Here is another Observational Humor monologue presented at the end of a meeting. We’ll look at the set-up. The joke. And what makes the joke work.

 THE SET-UP (What happened and what was said during the meeting before the monologue was delivered.)

1. A speaker humorously used the slang “broad” when referring to a woman. Although it’s often a “non-PC” word, in the context of his speech it was in good taste and well received.

2. A speaker talked about being married two and one half times.

3. A running gag for the past five years is that Frank’s wife is my girlfriend.

4. Frank said that women want a man with a sense of humor.

5. Frank said that his wife didn’t smell good, playing with a meaning of “unable to smell things well.”

6. Frank gave a great speech on how to make drab subjects colorful, funny and interesting.

7. Melanie apologized for not wearing makeup.

8. Bill was the emcee for the program and was sharply dressed in a suit.

9. Bill is a race car driver.

10. Frank used his name and made a joke playing with the spelling, saying that the F was silent.


When I was in the military, they were concerned that I wasn’t married…so they sent me abroad. (Played with the sound-alikes: Abroad–overseas. A broad–outdated slang for a woman. I wouldn’t normally use the expression, a broad, as it could be offensive. But in this instance I felt it was acceptable. Be aware and be cautious.)

I considered that to be half a marriage. (Call back to half marriage referenced in a speech that evening.)

I had another half of marriage when I met my girlfriend, Lynnea (Frank’s wife. This worked as a running gag which had been used many times over the years.)

She was looking for a man with a sense of humor. (A call back. Implies that Frank might not be funny, which is far from the truth.)

And she smells great. (A call-back.)

Frank delivered a terrific humor skills program tonight. Would you join me at the front of the room, Frank? (Frank came and stood next to me.) Funny (pointing at Frank). Drab (pointing at me). Funny. Drab. Thanks for a great program, Frank. (Self deprecation humor. And also recognized Frank for a job well done.)

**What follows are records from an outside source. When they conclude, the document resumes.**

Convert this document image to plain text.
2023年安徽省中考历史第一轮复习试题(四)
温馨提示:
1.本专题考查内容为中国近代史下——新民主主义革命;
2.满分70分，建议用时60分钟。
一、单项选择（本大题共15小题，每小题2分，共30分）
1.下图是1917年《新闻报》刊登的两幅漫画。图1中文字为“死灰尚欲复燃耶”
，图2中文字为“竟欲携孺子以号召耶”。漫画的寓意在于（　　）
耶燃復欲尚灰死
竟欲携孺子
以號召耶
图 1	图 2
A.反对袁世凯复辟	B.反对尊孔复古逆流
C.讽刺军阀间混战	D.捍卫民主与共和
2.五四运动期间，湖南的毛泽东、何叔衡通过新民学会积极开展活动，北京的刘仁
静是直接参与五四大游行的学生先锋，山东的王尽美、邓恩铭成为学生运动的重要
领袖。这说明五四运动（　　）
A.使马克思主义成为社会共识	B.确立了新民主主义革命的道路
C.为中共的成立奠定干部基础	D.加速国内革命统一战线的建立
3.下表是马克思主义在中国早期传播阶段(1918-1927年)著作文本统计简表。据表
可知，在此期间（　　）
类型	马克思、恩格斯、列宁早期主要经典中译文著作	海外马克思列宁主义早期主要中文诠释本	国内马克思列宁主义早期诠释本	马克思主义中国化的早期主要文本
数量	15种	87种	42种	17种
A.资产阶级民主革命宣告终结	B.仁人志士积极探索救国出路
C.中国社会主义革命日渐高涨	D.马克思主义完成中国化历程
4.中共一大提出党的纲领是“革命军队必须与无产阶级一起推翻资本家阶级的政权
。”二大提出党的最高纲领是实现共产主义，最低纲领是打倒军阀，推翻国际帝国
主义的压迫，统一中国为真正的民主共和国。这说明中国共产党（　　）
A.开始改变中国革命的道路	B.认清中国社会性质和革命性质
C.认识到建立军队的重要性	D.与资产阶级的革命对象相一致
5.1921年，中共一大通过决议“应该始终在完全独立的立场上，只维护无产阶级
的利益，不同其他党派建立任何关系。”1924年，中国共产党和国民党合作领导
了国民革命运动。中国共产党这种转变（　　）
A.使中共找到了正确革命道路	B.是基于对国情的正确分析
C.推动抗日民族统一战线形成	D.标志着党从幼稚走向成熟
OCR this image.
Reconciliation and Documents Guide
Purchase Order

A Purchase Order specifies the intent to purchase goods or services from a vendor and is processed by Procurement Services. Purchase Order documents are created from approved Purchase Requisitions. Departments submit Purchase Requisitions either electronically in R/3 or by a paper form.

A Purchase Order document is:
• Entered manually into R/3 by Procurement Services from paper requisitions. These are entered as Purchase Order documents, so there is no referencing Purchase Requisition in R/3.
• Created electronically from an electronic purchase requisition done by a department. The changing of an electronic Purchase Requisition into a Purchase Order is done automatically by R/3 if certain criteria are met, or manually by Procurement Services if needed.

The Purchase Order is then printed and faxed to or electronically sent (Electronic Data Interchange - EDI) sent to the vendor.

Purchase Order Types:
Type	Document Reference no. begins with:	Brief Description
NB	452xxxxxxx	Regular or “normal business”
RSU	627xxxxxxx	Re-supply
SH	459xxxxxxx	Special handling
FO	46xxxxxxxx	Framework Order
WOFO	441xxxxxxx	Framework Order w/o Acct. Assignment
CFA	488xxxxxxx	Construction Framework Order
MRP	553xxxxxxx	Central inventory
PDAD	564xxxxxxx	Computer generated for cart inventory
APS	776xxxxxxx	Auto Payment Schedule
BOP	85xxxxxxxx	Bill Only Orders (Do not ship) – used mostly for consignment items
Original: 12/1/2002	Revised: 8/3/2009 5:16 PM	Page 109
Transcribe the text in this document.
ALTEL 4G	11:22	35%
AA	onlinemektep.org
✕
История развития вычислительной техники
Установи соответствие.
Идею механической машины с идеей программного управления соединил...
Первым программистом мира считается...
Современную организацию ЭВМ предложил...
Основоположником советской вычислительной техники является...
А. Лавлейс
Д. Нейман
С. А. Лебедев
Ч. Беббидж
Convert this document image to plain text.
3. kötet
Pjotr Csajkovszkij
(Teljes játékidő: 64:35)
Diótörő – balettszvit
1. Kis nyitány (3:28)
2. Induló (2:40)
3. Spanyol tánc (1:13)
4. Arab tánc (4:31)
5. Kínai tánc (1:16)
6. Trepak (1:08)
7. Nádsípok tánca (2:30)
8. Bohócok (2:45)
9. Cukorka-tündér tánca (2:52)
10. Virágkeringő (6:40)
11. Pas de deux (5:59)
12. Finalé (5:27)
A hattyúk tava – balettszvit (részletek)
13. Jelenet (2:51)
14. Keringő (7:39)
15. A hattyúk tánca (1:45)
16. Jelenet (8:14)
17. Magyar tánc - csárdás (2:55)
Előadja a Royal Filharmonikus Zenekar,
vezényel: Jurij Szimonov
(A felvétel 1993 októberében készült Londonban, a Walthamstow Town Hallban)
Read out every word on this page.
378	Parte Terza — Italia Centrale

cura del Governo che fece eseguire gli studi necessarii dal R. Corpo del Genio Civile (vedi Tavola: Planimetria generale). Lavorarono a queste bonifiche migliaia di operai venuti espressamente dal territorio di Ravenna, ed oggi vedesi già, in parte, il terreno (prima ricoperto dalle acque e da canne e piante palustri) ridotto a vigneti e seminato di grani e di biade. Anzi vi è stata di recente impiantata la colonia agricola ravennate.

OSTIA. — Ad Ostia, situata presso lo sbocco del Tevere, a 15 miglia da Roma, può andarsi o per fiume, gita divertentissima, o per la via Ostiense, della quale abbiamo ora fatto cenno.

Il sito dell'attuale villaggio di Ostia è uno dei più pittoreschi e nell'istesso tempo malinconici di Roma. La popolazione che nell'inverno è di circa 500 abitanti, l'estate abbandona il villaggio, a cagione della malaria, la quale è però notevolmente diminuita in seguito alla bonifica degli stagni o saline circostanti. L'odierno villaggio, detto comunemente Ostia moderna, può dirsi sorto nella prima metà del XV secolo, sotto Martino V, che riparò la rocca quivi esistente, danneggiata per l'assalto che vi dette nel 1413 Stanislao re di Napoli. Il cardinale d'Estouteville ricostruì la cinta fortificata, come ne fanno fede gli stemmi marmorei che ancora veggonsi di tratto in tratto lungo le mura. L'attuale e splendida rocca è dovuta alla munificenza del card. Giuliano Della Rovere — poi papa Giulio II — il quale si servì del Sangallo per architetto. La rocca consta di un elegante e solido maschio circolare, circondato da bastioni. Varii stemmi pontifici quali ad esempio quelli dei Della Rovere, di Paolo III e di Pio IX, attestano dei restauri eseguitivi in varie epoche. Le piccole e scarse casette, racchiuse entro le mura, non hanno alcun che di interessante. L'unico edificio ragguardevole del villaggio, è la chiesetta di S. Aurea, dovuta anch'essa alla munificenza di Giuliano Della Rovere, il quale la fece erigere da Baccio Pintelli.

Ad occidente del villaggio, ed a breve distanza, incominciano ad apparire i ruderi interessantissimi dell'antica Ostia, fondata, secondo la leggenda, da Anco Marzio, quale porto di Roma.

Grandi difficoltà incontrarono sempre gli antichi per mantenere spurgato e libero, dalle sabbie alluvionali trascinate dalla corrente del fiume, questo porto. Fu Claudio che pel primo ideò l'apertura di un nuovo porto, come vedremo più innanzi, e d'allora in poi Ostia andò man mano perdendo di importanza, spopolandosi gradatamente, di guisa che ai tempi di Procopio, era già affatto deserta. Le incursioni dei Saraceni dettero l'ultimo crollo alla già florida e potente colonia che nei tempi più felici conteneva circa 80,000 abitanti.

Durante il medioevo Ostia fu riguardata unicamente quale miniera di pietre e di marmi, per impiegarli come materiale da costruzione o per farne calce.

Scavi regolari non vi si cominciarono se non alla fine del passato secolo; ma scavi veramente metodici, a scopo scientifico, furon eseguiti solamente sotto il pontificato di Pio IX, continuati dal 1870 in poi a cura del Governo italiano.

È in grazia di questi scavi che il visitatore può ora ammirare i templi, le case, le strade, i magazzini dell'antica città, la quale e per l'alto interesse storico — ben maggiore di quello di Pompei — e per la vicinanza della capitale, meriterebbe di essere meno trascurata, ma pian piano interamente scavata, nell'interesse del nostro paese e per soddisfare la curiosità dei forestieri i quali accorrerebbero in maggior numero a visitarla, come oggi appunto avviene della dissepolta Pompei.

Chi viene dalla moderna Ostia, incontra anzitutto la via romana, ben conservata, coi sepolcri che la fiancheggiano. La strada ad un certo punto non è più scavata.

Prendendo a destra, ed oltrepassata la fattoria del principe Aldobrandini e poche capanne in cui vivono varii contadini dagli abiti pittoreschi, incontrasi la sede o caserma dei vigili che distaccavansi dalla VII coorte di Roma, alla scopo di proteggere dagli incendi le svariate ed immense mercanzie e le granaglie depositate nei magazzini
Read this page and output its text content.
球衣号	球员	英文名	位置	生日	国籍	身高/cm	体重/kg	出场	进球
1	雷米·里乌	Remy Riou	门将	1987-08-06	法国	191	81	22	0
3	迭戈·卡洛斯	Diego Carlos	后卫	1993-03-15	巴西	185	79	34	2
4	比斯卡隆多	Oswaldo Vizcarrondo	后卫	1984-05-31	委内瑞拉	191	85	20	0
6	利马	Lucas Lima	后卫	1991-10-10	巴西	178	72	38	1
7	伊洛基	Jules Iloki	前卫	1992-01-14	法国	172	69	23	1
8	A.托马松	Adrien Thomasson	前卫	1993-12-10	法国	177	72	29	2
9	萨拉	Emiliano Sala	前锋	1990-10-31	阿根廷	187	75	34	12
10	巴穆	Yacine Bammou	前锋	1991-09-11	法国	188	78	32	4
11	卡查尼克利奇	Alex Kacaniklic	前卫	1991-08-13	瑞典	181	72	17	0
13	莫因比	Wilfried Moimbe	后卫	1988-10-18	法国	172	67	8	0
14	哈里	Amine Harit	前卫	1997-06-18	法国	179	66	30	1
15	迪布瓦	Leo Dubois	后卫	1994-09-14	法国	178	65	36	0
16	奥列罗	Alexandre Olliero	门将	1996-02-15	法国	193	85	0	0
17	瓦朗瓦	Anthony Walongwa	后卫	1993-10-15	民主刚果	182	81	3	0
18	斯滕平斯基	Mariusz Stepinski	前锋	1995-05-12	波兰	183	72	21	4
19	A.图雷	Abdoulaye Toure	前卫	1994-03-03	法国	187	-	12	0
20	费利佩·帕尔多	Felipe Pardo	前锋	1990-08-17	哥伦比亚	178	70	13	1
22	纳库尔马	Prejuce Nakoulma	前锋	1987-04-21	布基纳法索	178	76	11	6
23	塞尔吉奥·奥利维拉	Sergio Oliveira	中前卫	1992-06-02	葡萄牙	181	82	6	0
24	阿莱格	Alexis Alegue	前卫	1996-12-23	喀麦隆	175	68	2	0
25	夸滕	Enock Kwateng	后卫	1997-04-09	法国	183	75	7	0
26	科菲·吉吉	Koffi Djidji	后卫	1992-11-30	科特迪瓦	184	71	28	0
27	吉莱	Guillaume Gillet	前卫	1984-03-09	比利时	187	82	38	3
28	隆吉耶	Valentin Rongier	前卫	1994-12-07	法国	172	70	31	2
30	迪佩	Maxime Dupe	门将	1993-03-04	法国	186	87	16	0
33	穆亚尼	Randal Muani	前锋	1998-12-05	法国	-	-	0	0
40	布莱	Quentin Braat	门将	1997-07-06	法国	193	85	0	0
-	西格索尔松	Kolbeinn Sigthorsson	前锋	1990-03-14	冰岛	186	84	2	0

 I have to apologize…normally I’m wearing more makeup. (A call back to Melanie’s apology.)

Would Bill join me.  Melanie is planning a PR campaign for our club. It will feature me and Bill.  Before…After. (Pointing at me and then Bill).   Before…after. (Self deprecation and also a compliment for Bill’s appearance, comparing his sharp look to my overly casual attire.   I’m also using parallel construction where I first used DRAB and FUNNY with a member of the audience.   This time it was BEFORE and AFTER.  Parallel construction triggers recognition of a joke format and helps strengthen the joke.)

Bill is known for his race car driving skills. I may not be a race car driver, but they’ve named a major race after me. The Indy 500… The K is silent. (I wasn’t sure how hidden the punchline would be…hearing Indy as (k)Inde. But it worked great. Huge laugh. The audience must have made the connection.)